Luca Grosse, 13, was diagnosed with leukaemia in November. Now his mother Adele Grosse is running a campaign to try and bring down the cost of being a bone marrow donor. Picture: Henk Kruger
Cape Town - Thirteen-year-old Luca Grosse was diagnosed with Acute Lymphoblastic Leukaemia (All) four months ago.

Since then his life had taken a drastic turn, his mother Adele Grosse said.

“We used to spend so much time outdoors, now Luca’s life revolves around trips to MediClinic Constantiaberg and home.”

A fellow pupil saved his life Grosse said: “A boy at Luca’s school joked and told him that he has a disease, as a mother I was highly offended and asked why? Then Luca showed me his leg. I was in shock when I saw that the capillaries in his leg had burst leaving him with a red rash-like wound. Immediately I did research and took him for tests, test results confirmed my biggest fear that my child has All.”

Grosse started working with the Sunflower Fund when Luca was diagnosed with leukaemia.

“I gained insight into the logistics for becoming a stem cell donor and I was shocked that it costs R2 000 to be a donor which is already a subsided fee as the full test cost R4 000.”

In countries like the US and the UK tissue type testing is 100% subsidised by their government, toGrosse said. This informed her decision to start a petition called the “Adele Grosse Petition”.

She encouraged the public to sign the petition which challenged the government to step up and pay the R2 000 as a subsidy for tissue type testing. Chief executive officer of The Sunflower Fund, Alana James, has been working with the National Health Department regarding subsidy for tissue type testing. The Western Cape Health Department, due to a shortage in funding, last year declined The Sunflower Fund a subsidy.

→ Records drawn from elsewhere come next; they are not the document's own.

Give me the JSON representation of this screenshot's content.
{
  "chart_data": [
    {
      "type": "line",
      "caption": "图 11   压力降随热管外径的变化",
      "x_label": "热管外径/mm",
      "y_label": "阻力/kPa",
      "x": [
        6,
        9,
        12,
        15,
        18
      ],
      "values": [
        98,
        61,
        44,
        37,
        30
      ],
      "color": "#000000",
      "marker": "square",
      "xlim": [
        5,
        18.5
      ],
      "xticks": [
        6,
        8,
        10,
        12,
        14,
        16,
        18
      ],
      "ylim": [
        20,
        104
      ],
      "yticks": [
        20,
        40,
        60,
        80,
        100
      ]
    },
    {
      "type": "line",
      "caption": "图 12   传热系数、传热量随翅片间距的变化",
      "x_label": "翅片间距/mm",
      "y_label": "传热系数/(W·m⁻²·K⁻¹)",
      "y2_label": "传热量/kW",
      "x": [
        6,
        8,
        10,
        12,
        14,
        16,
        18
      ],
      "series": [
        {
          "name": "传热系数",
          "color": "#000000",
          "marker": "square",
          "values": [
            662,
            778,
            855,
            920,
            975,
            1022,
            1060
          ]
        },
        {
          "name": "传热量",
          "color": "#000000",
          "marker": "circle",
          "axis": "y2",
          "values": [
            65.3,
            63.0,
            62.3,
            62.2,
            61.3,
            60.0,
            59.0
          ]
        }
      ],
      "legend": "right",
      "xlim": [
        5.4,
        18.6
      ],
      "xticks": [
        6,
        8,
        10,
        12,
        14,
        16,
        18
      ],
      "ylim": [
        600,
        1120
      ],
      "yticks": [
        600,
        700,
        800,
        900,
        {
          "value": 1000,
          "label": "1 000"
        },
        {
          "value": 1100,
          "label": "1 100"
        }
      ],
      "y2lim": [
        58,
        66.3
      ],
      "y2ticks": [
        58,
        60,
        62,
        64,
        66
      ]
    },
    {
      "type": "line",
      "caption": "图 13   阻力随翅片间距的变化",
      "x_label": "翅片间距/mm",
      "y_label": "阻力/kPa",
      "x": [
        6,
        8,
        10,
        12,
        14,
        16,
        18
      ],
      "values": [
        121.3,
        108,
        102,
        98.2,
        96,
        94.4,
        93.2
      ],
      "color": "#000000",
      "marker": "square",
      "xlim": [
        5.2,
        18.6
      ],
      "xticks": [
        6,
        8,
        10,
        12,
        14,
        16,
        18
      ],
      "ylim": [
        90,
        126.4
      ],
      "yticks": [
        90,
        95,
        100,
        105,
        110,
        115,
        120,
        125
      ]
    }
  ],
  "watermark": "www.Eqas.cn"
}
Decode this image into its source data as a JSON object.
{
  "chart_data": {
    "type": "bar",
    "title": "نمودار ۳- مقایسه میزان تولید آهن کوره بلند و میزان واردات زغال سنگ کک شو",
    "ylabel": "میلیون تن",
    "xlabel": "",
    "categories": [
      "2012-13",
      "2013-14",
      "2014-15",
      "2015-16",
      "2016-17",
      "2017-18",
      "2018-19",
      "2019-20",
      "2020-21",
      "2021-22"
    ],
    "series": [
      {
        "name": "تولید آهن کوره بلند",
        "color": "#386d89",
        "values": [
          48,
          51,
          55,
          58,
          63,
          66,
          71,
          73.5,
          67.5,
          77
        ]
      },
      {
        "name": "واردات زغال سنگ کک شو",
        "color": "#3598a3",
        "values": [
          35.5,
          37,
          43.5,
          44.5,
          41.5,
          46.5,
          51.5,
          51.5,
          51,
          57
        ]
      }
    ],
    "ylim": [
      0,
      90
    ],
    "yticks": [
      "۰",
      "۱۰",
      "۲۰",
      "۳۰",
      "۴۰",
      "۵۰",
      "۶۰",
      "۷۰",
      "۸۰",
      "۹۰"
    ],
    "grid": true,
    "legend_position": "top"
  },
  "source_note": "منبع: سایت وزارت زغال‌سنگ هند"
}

Western Cape Health Department communications head Marika Champion said: “Western Cape Government Health is responsible for the total spectrum of public health issues, committed to do the greatest good to the greatest number of all health clients in our province. Within the context of restricted funding, the Department was unable to renew its financial support of The Sunflower Fund. The department continues to admire the work performed by the fund. The department continues to support a broad range of awareness issues affecting public health and remains committed to providing quality care to the users of public health care.”

James said that education, awareness and recruitment was not an issue for The Sunflower Fund. In January the fund covered the cost of about 198 donors. The Sunflower Fund uses 100% of its donations towards putting people on the SA Bone Marrow Registry, and covers all operational cost.

“The Sunflower Fund is not a charity, therefore we need support from governments and public to keep changing lives,” said James.